So you’ve decided that self-managing your super is the right choice for you as you begin to prepare for retirement, great! But when is actually the right time to start a SMSF, and what should you know before you dive in? Let’s find out!

two people discussing about the shocking truth about Self-Managed Super Fund.

What to Consider Before You Start

Before you start your self-managed superannuation fund, it’s important to be sure that an SMSF is right for you. 

Managing an SMSF can reap plenty of financial rewards, but the process isn’t simple. You’ll need to ensure that you have a high level of financial literacy and are able to commit time, knowledge, and dedication towards managing your fund. 

It’s also important to be aware of legal requirements your self-managed super fund will need to adhere to. Are you prepared to do what it takes to ensure that your fund complies with super regulations and Australian taxation laws? Do you have a good financial advisor and an SMSF auditor on hand to help you? Those are the questions you’d need to ask yourself before you start.

How Much Super Do You Need to Get Started?

As you prepare to launch your SMSF, an essential first step is to recognise whether or not you have enough super to make setting up a self-managed fund worthwhile. 

There’s no set amount when it comes to deciding how much super is enough to get started with an SMSF, despite years of research by the Australian Taxation Office (ATO) and the Australian Securities and Investments Commission (ASIC). However, generally speaking, self-managed superannuation funds perform best when they begin at a high base level. 

Some industry professionals suggest that at least $200,000 worth of super is a good starting point for a self-managed superannuation fund, while others recommend saving $500,000 or upwards of $1 million before starting your SMSF. 
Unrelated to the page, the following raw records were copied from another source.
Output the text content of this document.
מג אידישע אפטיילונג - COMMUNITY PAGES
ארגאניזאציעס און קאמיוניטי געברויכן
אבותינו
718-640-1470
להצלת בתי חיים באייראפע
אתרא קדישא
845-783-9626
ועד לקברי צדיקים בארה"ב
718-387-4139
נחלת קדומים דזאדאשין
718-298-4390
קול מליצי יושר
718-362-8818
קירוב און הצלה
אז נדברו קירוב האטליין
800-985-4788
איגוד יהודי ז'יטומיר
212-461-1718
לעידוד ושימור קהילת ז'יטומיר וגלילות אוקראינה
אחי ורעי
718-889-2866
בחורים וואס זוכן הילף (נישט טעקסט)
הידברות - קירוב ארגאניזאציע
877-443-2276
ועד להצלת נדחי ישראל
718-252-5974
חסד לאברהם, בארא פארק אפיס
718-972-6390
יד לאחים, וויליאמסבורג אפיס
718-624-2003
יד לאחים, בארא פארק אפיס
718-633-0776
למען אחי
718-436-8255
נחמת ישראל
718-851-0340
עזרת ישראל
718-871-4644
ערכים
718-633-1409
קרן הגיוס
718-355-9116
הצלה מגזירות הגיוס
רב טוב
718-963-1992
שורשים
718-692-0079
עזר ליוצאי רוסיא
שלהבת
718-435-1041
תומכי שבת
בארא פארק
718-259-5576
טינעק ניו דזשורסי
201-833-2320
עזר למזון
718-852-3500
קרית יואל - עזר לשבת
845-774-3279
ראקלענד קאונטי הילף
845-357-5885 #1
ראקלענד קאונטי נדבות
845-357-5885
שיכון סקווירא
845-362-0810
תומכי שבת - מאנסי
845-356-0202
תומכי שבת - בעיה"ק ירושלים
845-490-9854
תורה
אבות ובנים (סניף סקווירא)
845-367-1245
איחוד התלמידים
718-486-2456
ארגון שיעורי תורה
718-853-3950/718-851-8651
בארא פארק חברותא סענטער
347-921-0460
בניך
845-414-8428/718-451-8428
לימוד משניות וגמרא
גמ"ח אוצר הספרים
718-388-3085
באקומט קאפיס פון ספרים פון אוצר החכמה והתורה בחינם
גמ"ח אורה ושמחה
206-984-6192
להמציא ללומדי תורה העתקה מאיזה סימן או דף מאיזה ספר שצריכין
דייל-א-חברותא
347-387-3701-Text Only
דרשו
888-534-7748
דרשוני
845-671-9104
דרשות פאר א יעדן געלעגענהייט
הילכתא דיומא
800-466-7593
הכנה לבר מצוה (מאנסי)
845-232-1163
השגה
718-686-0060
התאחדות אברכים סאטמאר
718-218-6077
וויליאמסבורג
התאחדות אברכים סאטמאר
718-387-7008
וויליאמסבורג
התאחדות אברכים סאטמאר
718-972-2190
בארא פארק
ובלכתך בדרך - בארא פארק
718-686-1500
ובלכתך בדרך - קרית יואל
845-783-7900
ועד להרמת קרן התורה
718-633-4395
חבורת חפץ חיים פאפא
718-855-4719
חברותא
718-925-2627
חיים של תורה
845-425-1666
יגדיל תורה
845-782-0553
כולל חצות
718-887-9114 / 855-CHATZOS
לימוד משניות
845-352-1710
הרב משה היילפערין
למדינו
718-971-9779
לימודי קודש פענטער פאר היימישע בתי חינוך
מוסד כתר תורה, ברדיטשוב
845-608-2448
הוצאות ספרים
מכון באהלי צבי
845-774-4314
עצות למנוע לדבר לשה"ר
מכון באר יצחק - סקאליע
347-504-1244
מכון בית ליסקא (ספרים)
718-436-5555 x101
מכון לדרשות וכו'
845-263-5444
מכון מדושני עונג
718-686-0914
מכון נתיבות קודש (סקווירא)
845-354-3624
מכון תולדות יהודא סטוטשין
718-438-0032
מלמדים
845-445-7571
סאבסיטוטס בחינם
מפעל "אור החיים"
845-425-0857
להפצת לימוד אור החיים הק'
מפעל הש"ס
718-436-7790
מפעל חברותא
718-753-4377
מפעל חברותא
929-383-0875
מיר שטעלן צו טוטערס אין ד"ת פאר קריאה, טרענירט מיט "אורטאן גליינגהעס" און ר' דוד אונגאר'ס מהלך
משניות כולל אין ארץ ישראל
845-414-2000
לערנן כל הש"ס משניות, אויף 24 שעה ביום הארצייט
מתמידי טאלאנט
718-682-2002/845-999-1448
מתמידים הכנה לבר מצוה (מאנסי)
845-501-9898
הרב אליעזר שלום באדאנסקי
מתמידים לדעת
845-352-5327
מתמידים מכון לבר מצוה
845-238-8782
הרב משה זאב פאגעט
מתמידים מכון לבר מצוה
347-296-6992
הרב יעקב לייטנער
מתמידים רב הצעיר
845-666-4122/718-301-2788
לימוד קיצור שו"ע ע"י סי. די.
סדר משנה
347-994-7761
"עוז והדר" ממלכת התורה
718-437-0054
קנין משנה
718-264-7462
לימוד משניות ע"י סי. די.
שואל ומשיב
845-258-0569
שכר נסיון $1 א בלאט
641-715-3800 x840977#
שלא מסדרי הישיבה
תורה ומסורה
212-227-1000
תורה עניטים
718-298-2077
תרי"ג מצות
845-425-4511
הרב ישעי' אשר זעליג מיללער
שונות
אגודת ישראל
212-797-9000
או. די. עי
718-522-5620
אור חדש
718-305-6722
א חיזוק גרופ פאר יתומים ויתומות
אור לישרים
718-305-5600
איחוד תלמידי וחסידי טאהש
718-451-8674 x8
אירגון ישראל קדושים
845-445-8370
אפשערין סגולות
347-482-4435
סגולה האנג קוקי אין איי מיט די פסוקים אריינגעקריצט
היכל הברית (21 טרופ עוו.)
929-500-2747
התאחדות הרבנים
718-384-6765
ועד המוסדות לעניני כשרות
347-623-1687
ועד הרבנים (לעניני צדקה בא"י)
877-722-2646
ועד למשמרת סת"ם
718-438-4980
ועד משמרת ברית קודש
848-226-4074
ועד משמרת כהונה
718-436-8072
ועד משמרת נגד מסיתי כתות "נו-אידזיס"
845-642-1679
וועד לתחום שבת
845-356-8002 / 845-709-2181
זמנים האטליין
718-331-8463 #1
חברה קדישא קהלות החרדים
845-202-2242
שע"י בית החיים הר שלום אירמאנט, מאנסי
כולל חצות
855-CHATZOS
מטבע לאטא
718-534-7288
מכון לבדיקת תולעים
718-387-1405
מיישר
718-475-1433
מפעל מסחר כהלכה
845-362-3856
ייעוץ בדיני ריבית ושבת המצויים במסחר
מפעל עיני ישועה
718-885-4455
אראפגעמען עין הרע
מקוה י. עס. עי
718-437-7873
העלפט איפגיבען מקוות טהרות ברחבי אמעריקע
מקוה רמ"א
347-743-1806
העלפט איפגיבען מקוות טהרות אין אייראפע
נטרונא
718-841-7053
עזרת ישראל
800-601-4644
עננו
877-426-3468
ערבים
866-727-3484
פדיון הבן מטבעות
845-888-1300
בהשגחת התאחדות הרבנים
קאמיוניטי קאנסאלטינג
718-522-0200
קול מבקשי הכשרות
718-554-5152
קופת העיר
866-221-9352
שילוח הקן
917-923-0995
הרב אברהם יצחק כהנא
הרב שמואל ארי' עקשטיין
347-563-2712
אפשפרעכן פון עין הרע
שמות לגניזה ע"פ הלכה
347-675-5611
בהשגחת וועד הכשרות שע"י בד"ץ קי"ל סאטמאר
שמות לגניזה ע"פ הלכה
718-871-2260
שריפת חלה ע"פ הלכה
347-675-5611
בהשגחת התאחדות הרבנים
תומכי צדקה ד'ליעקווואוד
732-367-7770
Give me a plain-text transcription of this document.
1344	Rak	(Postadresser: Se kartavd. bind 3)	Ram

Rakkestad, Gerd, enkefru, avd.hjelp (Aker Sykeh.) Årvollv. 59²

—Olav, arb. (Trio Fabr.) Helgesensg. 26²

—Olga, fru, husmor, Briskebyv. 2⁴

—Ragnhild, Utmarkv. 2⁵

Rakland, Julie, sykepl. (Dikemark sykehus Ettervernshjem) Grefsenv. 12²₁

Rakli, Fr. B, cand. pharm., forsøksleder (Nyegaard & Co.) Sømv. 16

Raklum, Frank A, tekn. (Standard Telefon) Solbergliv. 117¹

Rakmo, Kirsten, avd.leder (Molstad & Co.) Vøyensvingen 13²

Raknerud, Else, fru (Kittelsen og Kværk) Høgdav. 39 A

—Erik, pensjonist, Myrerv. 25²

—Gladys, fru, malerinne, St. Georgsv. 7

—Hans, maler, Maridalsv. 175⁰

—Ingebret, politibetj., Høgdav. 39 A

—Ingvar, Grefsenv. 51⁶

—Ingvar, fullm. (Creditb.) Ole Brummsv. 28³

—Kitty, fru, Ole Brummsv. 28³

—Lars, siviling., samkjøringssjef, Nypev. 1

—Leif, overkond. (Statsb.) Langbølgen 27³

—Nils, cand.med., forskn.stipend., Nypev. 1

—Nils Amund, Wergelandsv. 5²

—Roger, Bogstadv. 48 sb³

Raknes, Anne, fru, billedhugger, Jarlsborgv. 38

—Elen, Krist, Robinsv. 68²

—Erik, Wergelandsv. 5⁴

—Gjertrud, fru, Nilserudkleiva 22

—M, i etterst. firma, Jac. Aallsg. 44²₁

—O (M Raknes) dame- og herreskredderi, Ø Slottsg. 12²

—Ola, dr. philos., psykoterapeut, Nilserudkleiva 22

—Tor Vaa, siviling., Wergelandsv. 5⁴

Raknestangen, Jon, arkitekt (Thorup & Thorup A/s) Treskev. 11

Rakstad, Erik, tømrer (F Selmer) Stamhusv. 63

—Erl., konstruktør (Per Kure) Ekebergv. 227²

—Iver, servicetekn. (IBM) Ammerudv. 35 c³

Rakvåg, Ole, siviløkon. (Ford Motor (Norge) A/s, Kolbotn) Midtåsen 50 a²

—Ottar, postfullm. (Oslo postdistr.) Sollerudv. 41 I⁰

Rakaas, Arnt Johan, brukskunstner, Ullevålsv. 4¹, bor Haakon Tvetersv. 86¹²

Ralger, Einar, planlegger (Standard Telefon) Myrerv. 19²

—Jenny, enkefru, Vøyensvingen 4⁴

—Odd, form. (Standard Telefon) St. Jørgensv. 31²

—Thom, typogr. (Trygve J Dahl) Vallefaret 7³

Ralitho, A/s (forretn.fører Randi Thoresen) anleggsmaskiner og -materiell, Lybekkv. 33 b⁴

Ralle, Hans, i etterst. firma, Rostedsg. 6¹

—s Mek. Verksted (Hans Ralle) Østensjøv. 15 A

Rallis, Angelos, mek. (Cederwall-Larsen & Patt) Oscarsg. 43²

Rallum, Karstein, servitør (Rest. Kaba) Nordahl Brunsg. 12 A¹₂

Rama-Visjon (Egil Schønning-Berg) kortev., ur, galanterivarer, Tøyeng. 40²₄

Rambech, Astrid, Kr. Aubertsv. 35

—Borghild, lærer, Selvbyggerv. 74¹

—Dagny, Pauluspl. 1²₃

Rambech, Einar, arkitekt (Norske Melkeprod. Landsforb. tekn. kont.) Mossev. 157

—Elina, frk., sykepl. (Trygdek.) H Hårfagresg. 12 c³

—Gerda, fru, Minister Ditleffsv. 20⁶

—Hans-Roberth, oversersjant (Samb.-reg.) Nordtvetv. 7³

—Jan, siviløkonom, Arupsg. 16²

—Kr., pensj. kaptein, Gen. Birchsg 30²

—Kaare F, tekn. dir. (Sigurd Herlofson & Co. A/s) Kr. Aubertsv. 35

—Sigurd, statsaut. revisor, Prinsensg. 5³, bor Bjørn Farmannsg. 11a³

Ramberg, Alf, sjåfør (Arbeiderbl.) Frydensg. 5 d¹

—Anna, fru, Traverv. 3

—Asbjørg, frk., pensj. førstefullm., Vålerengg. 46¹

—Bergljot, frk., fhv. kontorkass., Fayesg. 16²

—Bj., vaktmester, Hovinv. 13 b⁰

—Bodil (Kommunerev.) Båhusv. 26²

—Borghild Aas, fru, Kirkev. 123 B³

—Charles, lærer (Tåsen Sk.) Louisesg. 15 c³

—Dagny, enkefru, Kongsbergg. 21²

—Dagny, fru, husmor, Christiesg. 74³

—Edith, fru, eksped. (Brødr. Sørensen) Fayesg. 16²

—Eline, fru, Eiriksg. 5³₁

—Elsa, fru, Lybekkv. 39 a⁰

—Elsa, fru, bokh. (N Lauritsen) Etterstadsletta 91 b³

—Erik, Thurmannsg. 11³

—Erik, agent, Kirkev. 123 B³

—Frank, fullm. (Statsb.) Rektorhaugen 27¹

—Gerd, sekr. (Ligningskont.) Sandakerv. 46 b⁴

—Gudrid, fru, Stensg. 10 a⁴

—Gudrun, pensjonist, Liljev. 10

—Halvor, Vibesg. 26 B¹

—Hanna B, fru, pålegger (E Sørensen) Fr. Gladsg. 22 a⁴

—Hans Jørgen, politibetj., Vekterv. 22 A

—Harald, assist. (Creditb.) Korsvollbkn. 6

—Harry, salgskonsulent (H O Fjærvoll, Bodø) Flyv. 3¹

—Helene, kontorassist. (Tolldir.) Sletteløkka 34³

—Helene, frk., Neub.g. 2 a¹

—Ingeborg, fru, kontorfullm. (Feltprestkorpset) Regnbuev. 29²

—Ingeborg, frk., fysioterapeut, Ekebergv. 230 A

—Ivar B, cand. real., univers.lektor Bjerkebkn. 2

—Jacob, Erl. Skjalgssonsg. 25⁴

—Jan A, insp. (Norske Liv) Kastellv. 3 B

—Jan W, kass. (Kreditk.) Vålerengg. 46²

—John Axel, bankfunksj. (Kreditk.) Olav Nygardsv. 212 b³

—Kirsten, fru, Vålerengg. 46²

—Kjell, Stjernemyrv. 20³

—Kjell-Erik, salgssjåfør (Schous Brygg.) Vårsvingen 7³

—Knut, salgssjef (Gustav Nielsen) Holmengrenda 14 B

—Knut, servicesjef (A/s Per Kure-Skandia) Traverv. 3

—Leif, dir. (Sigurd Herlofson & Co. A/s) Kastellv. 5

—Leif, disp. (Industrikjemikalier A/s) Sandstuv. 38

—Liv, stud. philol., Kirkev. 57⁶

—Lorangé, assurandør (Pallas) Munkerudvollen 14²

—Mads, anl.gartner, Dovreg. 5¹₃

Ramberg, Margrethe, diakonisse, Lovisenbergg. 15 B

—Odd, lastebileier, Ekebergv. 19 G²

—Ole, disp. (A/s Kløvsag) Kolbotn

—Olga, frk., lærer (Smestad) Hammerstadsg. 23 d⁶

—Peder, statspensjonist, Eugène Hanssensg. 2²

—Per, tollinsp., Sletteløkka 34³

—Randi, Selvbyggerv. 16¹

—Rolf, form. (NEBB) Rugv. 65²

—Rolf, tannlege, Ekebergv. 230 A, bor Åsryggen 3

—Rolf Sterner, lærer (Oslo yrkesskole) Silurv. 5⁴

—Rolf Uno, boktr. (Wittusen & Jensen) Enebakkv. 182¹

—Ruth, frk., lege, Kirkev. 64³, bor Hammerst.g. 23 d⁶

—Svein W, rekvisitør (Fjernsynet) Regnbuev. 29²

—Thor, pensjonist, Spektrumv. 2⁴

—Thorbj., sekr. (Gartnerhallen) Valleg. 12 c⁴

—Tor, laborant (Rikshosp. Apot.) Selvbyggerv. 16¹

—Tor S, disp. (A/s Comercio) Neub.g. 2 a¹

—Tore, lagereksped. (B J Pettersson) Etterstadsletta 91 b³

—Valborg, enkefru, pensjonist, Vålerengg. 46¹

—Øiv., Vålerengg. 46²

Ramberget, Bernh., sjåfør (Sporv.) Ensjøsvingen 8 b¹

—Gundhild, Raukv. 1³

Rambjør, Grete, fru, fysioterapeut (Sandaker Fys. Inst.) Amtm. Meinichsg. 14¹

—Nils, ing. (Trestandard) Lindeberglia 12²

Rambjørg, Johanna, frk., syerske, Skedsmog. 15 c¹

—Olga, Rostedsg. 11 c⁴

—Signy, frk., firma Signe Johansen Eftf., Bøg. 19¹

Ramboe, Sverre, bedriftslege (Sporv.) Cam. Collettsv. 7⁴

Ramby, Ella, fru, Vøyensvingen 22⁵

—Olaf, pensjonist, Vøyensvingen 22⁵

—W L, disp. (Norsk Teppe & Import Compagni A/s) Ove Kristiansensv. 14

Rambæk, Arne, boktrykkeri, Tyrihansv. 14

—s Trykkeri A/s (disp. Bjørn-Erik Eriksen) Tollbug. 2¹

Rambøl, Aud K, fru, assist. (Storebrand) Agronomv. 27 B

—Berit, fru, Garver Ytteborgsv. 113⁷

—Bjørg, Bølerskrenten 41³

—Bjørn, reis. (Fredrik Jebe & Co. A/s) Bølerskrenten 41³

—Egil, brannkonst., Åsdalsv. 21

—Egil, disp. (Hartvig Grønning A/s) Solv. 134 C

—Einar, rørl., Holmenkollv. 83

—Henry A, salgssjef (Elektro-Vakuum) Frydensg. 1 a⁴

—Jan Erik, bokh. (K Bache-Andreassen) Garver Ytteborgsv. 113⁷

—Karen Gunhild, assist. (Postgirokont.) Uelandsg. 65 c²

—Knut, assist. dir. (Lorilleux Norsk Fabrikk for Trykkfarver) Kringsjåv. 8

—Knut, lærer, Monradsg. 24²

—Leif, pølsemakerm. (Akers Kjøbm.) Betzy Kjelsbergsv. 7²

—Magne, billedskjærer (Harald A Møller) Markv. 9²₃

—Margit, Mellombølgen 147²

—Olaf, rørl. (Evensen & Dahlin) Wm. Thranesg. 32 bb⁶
Ultimately, when it comes to gauging whether your super savings are ready for the leap to an SMSF, what matters most is that you understand the implications and requirements of a self-managed fund and are prepared for the ways in which your existing super amount will influence the costs associated with managing your fund.


In most cases, the higher your super assets, the lower your costs will be, and the higher returns your fund will produce. A recent research conducted by Professor Ralf Zurbruegg from University of Adelaide revealed that the SMSFs with balances of $200,000 or more are cost-effective compared with industry or retail superannuation funds. 

This all comes back to fees and investments. SMSFs offer flat-fee rates that are of most benefit to funds that would lose large sums with percentage-based fees. And it goes without saying that the more investment opportunities you’re able to pursue, the more opportunities you’ll have to earn. 

With an SMSF, cost structures are far from simple. Costs include: 

  • set-up fees 
  • professional accounting support
  • preparation of financial statements 
  • investment management fees
  • actuarial fees (if applicable)
  • preparation and submission of an annual tax return to the ATO
  • payment of an annual SMSF supervisory levy
  • corporate trustee fees (if applicable)
  • arrangement of independent SMSF audit by an ASIC-registered SMSF auditor. 

As you make decisions about your SMSF, it’s a good idea to conduct a cost-benefit analysis to ensure that the path is financially viable for you.


If you’re confident that your super savings are enough to make a self-managed superannuation fund worth your while, it’s time to start considering the other things you’ll need. 

One of the key components of managing an SMSF is expertise. SMSFs operate using complex financial and investment structures, so it’s important that you have a high level of financial literacy and can understand the ins and outs of maintaining your fund. 

To make the most of an SMSF, you’ll need to create a clear investment strategy, aiming to generate significant returns that will build your wealth and provide for retirement. 

It’s likely that you’ll need to rely on professional support to identify and pursue suitable investment opportunities with your SMSF, as well as to ensure that you’re meeting all legal requirements and receiving full benefits, so prepare to welcome a skilled financial advisor on board to help you.


Time is an important consideration when it comes to establishing your SMSF. Managing an SMSF effectively can be a time-consuming task, so you’ll need to ensure that you have enough time to commit to making your SMSF an effective financial venture. 

Allow plenty of time to set up your fund, consult with SMSF Specialists and pursue investment opportunities. Ensure that you can commit the time needed to research investments, monitor your investment strategy, stay up to date with Superannuation laws and trustees’ responsibilities, and adhere to reporting requirements. 

With all these things in place, you’re ready to start your self-managed superannuation fund(SMSF) and begin preparing for a wealthy retirement!